Senior Site - American Foundation for the Blind
This claims to be the first web resource of its kind – a virtual community that seniors, their concerned loved ones, and the dedicated professionals who serve them can use to find critical resources and connections to local services they need to live independently. Visitors can see examples of others living with vision loss who have continued to thrive.
If you or someone you love is facing vision problems, you want all the information available. Topics include health and fitness, independent living, computers and education, vocational rehabilitation and more. The strength of the site is that it provides information on topics seldom found elsewhere on the Web.
Read This to Me: Free Reading Service for the Blind
ReadThisToMe allows blind and low-vision people to have printed documents read to them over the phone. All a person needs is a phone line and a fax machine (no computer is required.) The client faxes the document to be read to the ReadThisToMe toll-free fax number: 1-877-333-8848. The first page of the fax needs to be a cover page that includes the client's first name and callback (voice) phone number. The document itself can be just about anything: a handwritten letter, a bill, a can of food, a multi-page magazine article -- just about anything that can be faxed.

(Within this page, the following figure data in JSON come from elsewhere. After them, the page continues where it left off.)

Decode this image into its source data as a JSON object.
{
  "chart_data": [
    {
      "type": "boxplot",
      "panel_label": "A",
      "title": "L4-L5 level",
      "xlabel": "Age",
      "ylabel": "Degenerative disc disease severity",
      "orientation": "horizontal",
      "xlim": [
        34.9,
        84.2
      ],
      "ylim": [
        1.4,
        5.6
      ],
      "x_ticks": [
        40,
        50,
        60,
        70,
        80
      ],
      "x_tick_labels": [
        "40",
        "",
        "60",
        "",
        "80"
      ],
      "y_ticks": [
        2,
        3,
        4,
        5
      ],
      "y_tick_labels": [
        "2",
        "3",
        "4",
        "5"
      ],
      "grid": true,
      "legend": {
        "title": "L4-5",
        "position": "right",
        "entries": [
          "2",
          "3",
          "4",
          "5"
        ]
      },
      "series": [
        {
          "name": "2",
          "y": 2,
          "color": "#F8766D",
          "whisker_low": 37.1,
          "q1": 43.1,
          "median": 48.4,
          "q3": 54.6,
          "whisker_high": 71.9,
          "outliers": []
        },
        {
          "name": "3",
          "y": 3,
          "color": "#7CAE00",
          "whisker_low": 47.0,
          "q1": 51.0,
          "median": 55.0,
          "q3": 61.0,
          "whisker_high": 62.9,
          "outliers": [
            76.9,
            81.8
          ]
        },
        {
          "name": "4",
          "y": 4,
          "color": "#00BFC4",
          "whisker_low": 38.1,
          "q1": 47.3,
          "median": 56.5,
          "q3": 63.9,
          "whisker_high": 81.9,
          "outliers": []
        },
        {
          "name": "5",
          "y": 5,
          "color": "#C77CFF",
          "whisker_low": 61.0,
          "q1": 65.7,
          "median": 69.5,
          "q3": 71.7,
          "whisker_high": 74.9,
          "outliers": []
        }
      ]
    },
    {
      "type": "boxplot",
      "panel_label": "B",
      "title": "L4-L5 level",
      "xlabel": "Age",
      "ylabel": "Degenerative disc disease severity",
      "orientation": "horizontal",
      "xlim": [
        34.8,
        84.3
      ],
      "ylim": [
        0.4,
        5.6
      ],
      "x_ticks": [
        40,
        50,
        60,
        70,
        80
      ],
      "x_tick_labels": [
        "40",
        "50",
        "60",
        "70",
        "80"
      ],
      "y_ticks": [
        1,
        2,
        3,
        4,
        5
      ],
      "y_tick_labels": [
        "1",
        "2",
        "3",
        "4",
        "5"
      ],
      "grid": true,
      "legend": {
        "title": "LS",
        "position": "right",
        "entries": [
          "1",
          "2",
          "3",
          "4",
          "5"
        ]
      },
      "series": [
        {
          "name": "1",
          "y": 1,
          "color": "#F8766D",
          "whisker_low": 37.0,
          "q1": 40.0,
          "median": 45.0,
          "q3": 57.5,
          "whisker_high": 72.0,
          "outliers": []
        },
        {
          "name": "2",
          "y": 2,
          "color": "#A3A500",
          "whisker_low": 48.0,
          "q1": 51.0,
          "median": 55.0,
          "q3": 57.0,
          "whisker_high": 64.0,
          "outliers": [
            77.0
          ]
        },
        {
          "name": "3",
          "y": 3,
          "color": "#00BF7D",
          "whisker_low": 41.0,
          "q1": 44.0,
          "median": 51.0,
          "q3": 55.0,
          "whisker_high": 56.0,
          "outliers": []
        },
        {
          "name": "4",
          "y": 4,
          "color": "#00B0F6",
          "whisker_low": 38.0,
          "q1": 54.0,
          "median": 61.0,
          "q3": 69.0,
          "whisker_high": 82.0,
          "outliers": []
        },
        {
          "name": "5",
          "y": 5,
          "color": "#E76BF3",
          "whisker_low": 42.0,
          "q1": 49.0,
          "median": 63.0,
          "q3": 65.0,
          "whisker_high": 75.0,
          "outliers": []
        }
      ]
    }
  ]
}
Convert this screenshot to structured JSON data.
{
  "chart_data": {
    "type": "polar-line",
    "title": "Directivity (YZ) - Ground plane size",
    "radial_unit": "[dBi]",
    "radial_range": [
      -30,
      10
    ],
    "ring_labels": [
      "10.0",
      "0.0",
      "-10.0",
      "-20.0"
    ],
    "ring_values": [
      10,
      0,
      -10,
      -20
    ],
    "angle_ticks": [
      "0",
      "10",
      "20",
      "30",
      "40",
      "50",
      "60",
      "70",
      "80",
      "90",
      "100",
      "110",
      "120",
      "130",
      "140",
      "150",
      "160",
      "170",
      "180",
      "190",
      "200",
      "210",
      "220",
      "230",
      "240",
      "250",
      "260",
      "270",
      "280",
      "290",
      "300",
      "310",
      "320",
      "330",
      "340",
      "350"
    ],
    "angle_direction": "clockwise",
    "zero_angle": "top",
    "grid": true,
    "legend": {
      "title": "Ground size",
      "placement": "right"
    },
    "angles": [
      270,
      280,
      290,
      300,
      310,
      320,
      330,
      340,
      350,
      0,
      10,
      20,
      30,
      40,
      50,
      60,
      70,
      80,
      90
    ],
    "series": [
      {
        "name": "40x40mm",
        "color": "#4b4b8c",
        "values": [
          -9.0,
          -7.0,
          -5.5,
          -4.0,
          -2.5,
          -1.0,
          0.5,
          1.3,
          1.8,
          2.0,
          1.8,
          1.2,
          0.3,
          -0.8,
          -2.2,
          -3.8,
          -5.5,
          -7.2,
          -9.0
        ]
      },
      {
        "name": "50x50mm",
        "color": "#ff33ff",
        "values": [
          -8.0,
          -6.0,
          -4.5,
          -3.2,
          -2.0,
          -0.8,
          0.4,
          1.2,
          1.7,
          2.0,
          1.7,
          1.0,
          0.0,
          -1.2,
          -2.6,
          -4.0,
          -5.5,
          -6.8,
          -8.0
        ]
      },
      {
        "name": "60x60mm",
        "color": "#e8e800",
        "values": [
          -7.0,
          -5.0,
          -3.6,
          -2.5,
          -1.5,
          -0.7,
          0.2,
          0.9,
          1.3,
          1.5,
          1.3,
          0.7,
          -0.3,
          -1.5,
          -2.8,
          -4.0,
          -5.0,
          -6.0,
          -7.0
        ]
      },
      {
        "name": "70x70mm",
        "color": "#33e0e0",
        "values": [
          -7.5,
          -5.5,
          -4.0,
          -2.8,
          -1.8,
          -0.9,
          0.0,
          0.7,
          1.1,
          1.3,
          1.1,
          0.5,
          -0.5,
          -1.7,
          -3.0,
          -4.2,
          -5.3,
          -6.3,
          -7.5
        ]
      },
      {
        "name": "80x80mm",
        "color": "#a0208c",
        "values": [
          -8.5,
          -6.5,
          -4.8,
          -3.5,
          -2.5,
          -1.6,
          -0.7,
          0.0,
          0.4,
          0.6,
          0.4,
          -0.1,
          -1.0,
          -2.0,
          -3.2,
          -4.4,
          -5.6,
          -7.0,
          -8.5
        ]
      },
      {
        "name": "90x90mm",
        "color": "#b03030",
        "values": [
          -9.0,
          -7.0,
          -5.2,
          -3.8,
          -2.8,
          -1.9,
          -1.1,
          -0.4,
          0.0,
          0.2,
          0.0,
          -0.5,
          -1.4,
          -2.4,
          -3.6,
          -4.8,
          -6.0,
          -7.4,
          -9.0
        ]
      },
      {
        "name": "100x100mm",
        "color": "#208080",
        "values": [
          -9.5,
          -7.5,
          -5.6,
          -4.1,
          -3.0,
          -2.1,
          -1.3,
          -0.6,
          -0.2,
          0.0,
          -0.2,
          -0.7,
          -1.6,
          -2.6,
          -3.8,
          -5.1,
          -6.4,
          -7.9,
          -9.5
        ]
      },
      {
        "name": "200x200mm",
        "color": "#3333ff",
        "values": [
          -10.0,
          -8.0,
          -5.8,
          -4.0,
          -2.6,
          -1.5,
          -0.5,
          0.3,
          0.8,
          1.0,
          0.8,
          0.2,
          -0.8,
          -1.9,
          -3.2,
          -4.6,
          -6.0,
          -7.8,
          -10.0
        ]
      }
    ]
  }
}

One of ReadThisToMe's volunteer readers will call the client back — usually within an hour — and read the document.
"Getting Started" Kit for People New to Vision Los
"The American Foundation for the Blind (AFB) and Reader's Digest Partners for Sight Foundation have launched VisionAware, a free, easy-to-use informational website for [people losing their vision]. VisionAware helps adults who are losing their sight continue to live full and independent lives by providing timely information, step-by-step daily living techniques, a directory of national and local services, and a supportive online community." Major sections of the site include information on eye conditions, sources of emotional support, suggestions on everyday living, advice on continuing a productive working life, and tip sheets for adjusting to vision loss.